Guilty By Definition of Susie Dent (Zaffre, £16.99)
Set in Oxford, in the offices of the Clarendon English Dictionary, lexicographer Dent’s debut novel is about the hidden lives of words and people, and makes wonderfully atmospheric use of the City of Dreaming Spires. It opens with the first of a series of bafflingly cryptic anonymous letters calling on senior editor Martha Thornhill and her colleagues to solve a murder. The allusions are to the disappearance of Martha’s older sister Charlie, who vanished more than a decade earlier when Martha was still at school. As the editors work through the fiendishly difficult clues, their investigation reveals that not only did golden girl Charlie have a dark side, but that she may also have been keeping an astonishing secret. Guilty By Definition may not be the most emotionally gripping novel you’ll read this year, but this astonishingly clever literary crime thriller will be a real stunner for logophiles and crossword fans alike.

Sanctuary of Garry Disher (Viper, £9.99)
Veteran Australian crime writer Disher’s latest novel centers on seasoned thief Grace, who grew up in foster homes – “in care” but without welfare – and is used to looking after herself. On the run from Adam, a former accomplice, she ends up in a small town in the Adelaide Hills, where she takes a job in Erin Mandel’s antique shop. The women form friendship and a more peaceful life beckons, but the past keeps threatening to catch up with them… Sanctuary is told from several perspectives, including that of Adam, now working off a debt to a horribly unscrupulous private detective, and that of the venomous Brodie Hendren, determined to track down and punish the woman who got away from him, and it takes a while for all the plot threads to converge. However, Disher keeps the various narrative panels moving with the skill of a master storyteller, crafting a compelling story with characters that range from morally dubious to completely untenable.

The auditor of Janice Hallett (Viper, £18.99)
Like her previous books, Hallett’s fifth novel presents the reader with a file of evidence. This time it begins with a message from an examiner who believes “something terrible may have happened” on the Multimedia Arts MA course at Royal Hastings University. Emails, essays and downloads from message groups follow as we get to know six students with varying skills and experiences, from established artist Alyson to Cameron, a stressed-out manager searching for a work-life balance. Soon, small seeds of distrust are sown within the group and it gradually becomes clear that in several cases the participants’ real reasons for taking the course are not those they state in their personal statements. The cracks really start to show when they team up to create an elaborate installation for their final assignment, at which point the plot twists and turns form a shaky heap as the tone becomes increasingly grim. A close reading is essential but worthwhile for this complicated and unconventional book that unfolds slowly.

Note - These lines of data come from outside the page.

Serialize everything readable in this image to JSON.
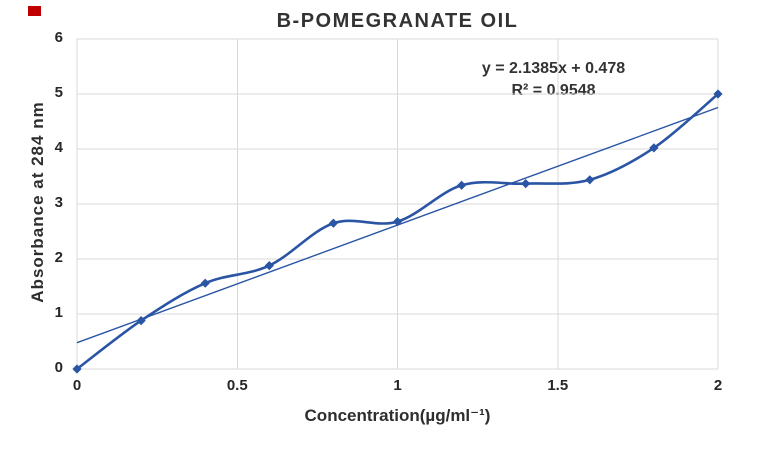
{
  "figure": {
    "red_marker_color": "#c00000"
  },
  "chart_data": {
    "type": "scatter",
    "title": "B-POMEGRANATE OIL",
    "xlabel": "Concentration(µg/ml⁻¹)",
    "ylabel": "Absorbance  at 284 nm",
    "x": [
      0,
      0.2,
      0.4,
      0.6,
      0.8,
      1,
      1.2,
      1.4,
      1.6,
      1.8,
      2
    ],
    "series": [
      {
        "values": [
          0,
          0.88,
          1.56,
          1.88,
          2.65,
          2.68,
          3.34,
          3.37,
          3.44,
          4.02,
          5
        ]
      }
    ],
    "trendline": {
      "slope": 2.1385,
      "intercept": 0.478,
      "r_squared": 0.9548,
      "equation_label": "y = 2.1385x + 0.478",
      "r2_label": "R² = 0.9548"
    },
    "xlim": [
      0,
      2
    ],
    "ylim": [
      0,
      6
    ],
    "x_ticks": [
      "0",
      "0.5",
      "1",
      "1.5",
      "2"
    ],
    "y_ticks": [
      "0",
      "1",
      "2",
      "3",
      "4",
      "5",
      "6"
    ],
    "grid": true,
    "legend_position": "none",
    "marker": "diamond",
    "line_style": "smooth",
    "colors": {
      "series": "#2a55a5",
      "trendline": "#2a55a5",
      "gridline": "#d9d9d9",
      "text": "#2e2e2e"
    }
  }
}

Sounds like a plan from Pamela Samuels-Young and Dwayne Alexander Smith (Atria, £9.99)
Sounds Like a Plan is the first in a planned series by two award-winning American authors. Two young black Los Angeles private investigators, Mackenzie Cunningham and Jackson Jones, meet when they discover they have been hired by the same person. Shady lawyer Raymond Patterson wants them to find Ashley Cross, the missing 24-year-old daughter of one of his clients. The case seems simple enough, but the truth, as they discover when a third private investigator is found dead along with their quarry, is far more complicated and also far more dangerous. This first installment is a fast-paced read told from alternating perspectives, with the romantic tension of the attraction of opposites – Mackenzie comes from a privileged background, while ex-cop Jackson was raised by a working-class single mother – and plenty of action to make up for some rather clunky dialogue and characters that border on stereotypical.